The informal sector has always however related to the
formal sector, the equities market included, with
suspicion and equal derision. This has denied the
Nairobi stock exchange vast opportunities for growth
and expansion. The roots of discord between the formal
and informal sectors is historical, though the players
in the equities market have not been aggressive enough
in bringing down this barrier of conflict, on their
part. The funds controlled by the informal sector in
Kenya rival and surpass those controlled by local fund
managers. The Capital Markets Authority and the
Nairobi Stock Exchange therefore need to devise a
simplistic long term campaign to entrench
participation of the vast and powerful informal
sector. Towards the end of the 1990s the Nairobi Stock
Exchange conducted nationwide road shows which do not
appear to have borne fruit, and which have since been
abandoned. Brokerage firms Suntra Stocks Limited under
the stewardship of James Murigu and Jimnah Mbaru's
Dyer and Blair Limited, must also be credited for
striving to make a presence in the community
over the years, through friendly campaigns.

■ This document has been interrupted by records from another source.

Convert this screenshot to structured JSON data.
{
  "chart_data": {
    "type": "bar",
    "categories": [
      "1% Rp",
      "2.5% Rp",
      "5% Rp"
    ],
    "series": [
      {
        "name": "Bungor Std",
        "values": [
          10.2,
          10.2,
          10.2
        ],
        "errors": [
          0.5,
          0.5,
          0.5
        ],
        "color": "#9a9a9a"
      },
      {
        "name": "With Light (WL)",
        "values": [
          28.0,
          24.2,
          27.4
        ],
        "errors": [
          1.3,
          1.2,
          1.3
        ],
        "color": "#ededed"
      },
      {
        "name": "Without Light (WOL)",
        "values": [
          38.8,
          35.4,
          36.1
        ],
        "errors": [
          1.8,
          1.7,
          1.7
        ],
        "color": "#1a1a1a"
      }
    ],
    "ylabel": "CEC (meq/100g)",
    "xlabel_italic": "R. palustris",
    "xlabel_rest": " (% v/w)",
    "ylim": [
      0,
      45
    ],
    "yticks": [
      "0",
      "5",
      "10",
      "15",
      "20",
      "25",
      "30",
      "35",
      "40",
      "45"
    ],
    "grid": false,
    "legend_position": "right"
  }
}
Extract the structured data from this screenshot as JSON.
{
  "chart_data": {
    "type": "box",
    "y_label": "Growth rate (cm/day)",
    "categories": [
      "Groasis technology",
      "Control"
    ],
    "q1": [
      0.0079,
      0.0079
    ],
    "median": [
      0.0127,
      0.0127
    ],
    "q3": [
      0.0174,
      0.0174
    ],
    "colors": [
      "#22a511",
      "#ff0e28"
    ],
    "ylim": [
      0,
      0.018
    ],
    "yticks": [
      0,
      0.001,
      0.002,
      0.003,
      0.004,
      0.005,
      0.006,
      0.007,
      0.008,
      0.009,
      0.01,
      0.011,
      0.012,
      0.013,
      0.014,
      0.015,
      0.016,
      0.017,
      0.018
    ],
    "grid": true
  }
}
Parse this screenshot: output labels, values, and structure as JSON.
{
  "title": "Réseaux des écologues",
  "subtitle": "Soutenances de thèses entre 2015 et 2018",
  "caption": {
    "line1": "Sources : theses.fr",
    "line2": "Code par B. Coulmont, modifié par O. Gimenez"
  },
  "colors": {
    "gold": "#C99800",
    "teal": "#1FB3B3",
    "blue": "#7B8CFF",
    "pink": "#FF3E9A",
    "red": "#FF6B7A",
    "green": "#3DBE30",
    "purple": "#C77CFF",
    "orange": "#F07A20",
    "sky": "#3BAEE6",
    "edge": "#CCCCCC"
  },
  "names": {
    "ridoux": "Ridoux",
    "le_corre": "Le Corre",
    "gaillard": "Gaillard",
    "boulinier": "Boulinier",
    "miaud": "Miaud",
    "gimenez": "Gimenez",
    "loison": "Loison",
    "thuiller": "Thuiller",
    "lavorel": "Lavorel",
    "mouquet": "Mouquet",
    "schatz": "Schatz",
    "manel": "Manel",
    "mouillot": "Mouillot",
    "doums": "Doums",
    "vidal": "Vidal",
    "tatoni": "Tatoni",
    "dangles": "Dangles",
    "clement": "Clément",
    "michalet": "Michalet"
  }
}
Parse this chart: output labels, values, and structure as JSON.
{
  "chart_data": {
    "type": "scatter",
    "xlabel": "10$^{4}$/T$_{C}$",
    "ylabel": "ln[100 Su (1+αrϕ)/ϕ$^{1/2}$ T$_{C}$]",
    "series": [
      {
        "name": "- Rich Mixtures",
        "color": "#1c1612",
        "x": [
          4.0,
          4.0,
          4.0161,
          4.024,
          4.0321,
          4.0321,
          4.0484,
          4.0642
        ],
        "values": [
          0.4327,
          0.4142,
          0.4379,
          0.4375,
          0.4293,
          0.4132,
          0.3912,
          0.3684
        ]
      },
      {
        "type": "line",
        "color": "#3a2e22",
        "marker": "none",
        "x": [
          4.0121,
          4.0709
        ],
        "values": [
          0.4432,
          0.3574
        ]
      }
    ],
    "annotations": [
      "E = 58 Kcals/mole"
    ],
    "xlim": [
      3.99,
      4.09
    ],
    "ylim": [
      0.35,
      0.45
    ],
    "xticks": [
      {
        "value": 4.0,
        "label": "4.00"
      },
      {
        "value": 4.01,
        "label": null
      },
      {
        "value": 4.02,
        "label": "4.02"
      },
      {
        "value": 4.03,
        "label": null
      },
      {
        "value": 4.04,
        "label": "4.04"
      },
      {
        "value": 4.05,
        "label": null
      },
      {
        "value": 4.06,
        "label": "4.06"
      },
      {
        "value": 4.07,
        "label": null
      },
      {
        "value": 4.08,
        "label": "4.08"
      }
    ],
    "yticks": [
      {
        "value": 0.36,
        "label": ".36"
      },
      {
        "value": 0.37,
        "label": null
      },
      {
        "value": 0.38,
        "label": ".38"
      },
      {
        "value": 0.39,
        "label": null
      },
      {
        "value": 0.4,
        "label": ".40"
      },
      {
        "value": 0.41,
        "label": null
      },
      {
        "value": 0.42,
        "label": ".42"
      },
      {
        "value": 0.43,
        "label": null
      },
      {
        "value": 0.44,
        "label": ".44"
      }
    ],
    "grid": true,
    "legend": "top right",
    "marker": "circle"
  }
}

Nevertheless, Mr. Mbaru, a former chairman of the
Nairobi Stock Exchange and a seasoned professional in
his own right, can only hope to further entrench the
equities market, by returning the
cause back to the streets.
The formal sector also has considerable potential
arising out of loan schemes that are available to
individuals in the employment of the formal sector. It
is out of this that I was able to be a beneficiary. A
certain number of pensioners and retrenchees were also
beneficiaries of the stock market boom of 2003.

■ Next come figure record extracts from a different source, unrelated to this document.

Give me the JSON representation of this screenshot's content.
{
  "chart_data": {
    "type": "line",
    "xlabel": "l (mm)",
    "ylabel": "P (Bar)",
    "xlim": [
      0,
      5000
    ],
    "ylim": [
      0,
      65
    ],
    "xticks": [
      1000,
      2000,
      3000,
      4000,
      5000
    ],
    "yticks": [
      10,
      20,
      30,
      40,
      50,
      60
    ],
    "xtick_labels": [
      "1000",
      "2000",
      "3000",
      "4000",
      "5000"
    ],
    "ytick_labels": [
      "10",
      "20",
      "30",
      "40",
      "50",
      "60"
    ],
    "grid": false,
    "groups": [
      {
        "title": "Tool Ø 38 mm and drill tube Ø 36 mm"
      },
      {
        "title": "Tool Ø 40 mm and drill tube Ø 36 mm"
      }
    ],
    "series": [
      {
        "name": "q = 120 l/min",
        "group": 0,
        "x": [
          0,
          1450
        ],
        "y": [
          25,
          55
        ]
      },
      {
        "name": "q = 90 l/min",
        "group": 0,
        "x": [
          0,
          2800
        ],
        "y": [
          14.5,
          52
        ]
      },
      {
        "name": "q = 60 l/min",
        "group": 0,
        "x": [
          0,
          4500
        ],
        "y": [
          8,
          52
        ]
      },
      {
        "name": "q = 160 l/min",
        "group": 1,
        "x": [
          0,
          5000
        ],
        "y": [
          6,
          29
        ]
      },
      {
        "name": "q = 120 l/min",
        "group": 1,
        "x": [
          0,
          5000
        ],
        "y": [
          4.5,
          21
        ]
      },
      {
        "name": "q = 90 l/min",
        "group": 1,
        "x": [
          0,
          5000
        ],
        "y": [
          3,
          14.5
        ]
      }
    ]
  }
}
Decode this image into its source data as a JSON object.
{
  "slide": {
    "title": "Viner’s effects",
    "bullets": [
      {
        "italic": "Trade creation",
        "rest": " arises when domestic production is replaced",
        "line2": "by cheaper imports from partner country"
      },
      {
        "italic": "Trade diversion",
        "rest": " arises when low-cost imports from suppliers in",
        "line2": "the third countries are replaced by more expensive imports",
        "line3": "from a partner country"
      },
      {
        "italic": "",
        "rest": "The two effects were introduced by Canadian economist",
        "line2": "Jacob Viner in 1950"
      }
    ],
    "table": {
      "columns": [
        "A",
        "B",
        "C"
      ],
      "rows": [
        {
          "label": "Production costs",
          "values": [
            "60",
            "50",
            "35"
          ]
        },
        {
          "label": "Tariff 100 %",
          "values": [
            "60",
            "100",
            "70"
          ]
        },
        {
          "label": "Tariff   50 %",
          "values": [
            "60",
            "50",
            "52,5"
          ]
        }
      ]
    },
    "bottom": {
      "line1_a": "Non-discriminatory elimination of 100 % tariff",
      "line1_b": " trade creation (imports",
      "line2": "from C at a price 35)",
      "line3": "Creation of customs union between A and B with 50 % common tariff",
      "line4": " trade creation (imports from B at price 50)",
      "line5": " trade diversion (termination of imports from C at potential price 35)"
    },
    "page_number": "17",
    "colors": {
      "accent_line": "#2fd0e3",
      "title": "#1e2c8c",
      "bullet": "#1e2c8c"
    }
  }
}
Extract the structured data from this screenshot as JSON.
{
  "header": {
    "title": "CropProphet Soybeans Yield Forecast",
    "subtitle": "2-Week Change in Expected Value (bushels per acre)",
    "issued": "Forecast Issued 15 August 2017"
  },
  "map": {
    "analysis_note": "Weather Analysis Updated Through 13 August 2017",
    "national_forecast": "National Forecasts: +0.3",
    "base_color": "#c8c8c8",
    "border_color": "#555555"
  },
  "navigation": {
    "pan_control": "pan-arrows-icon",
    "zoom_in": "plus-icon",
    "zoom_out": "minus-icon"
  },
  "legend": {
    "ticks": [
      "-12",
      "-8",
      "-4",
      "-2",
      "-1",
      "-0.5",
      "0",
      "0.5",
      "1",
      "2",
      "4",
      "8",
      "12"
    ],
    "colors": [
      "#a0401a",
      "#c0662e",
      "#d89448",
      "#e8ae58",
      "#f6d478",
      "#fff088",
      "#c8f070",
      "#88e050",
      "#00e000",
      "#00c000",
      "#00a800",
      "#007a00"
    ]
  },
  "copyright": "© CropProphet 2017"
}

Kenya has a vast potential of growth in equities at a
time when the government is embarking on ambitious
micro and macro economic changes. The prospect of the
return of foreign investors indicated in Mr. Mbaru's
commentary is further good news for Kenyan
speculators. The growth of the Nairobi Stock Exchange
is of communal benefit and will help in alleviating
many of the social ills associated with poverty in
this country today.
I once again beg forgiveness for concealing my
identity because of my direct involvement in the
equities market in Kenya, and request that this
contribution be attributed to "contributor",
"commentator", "correspondent" or otherwise.